When President Barack Obama makes his long-awaited trip to Israel, he will find a populace deeply divided over a host of crucial issues. Coming from a city paralyzed by political gridlock, the deep discord within Israeli society will hardly be a new concept for the American president.
There is one issue, however, about which the Israeli people have exhibited a remarkable degree of unity, and this is the plight of Jonathan Pollard. From the most devout chareidim to those whose campaigns are based on bashing the Torah way of life; from the extreme right to the far left of the political scene, there is clear agreement that the time has come to free Yehonasan ben Malka. More than 150,000 Israeli citizens from all walks of life have signed a petition that will be handed to Obama during the visit, pleading for his release.
On this side of the Atlantic we have also witnessed a very disparate group of Jews and gentiles, conservatives and liberals, who have joined former high-ranking government officials familiar with the case to declare that enough is enough; the time has come for clemency to be granted to Jonathan Pollard.
Twenty-eight years ago, the Israeli government did the unthinkable. After giving their agent instructions to seek refuge in the Israeli embassy in Washington if his actions were discovered, they first allowed Mr. Pollard and his first wife into the embassy, and then summarily threw them out into the waiting arms of the FBI. They compounded their act of betrayal by actively aiding the United States in prosecuting Pollard, and then waited more than a decade before taking responsibility for his activities and acknowledging the undeniable fact that he was a bona fide agent.
Now, some of these same individuals — along with many new players — will be playing host to the president of the United States. They have vowed to speak to the American leader about Pollard, who is in ill health as he languishes behind grim prison walls in Butner, North Carolina.
From a logical perspective, the plea for clemency is an easy argument to make. There is no doubt that his actions were mistaken, regrettable and regretted; he himself has expressed sincere remorse on numerous occasions. But this error cannot possibly justify the horrific travesty of justice.
Pollard never intended to harm the United States. In fact, he was never charged with treason, and pleaded guilty only to “passing classified information to an ally, without intent to harm the United States.” The median sentence for this crime is two to four years. But Jonathan Pollard received an unprecedented and unparalleled life sentence. He is the only individual in the history of the United States to receive such a punishment for this crime.
A recently declassified 1987 CIA damage assessment, which was originally written with the intent to convince the judge to hand down the harshest sentence, has turned out to be one of the most convincing proofs that Pollard should have long been freed. It proves that the material Jonathan handed to the Israelis was limited to helping Israel, and the damage he caused — if any at all — was minimal.
The following paragraph, a direct quote from the CIA report, speaks for itself:
“Mr.

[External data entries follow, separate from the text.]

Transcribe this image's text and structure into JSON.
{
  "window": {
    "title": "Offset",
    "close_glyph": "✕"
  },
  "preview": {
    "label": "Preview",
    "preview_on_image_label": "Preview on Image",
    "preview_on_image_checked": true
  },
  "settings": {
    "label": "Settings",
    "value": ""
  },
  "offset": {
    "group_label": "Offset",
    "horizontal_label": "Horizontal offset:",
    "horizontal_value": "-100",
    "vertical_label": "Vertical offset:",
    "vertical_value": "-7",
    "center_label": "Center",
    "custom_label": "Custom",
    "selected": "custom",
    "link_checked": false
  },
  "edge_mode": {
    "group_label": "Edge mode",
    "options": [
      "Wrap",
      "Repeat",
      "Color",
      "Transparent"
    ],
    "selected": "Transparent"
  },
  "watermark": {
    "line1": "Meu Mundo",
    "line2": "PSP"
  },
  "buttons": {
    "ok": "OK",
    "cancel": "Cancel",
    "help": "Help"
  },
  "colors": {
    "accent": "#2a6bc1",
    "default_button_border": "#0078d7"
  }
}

Pollard’s unauthorized disclosures have threatened the US [sic] relations with numerous Middle East Arab allies, many of whom question the extent to which Mr. Pollard’s disclosures of classified information have skewed the balance of power in the Middle East. Moreover, because Mr. Pollard provided the Israelis virtually any classified document requested by Mr. Pollard’s coconspirators, the US has been deprived of the quid pro quo routinely received during authorized and official intelligence exchanges with Israel, and Israel has received information classified at a level far in excess of that ever contemplated by the National Security Council. The obvious result of Mr. Pollard’s largesse is that US bargaining leverage with the Israeli government in any further intelligence exchanges has been undermined. In short, Mr. Pollard’s activities have adversely affected US relations with both its Middle East Arab allies and the Government of Israel.”
It is incomprehensible that a man should be held in prison for close to three decades because he upset the “bargaining leverage” between two close allies, and the alleged concerns that were raised by some unnamed Arab countries.
There are a great many valid reasons why President Obama should grant clemency to Jonathan Pollard, including it being a gesture of friendship towards America’s closest ally in the Middle East as well as millions of American Jews. It would go a long way towards mending a strained relationship.
But the most valid reason is that it is the just, humane and right thing to do.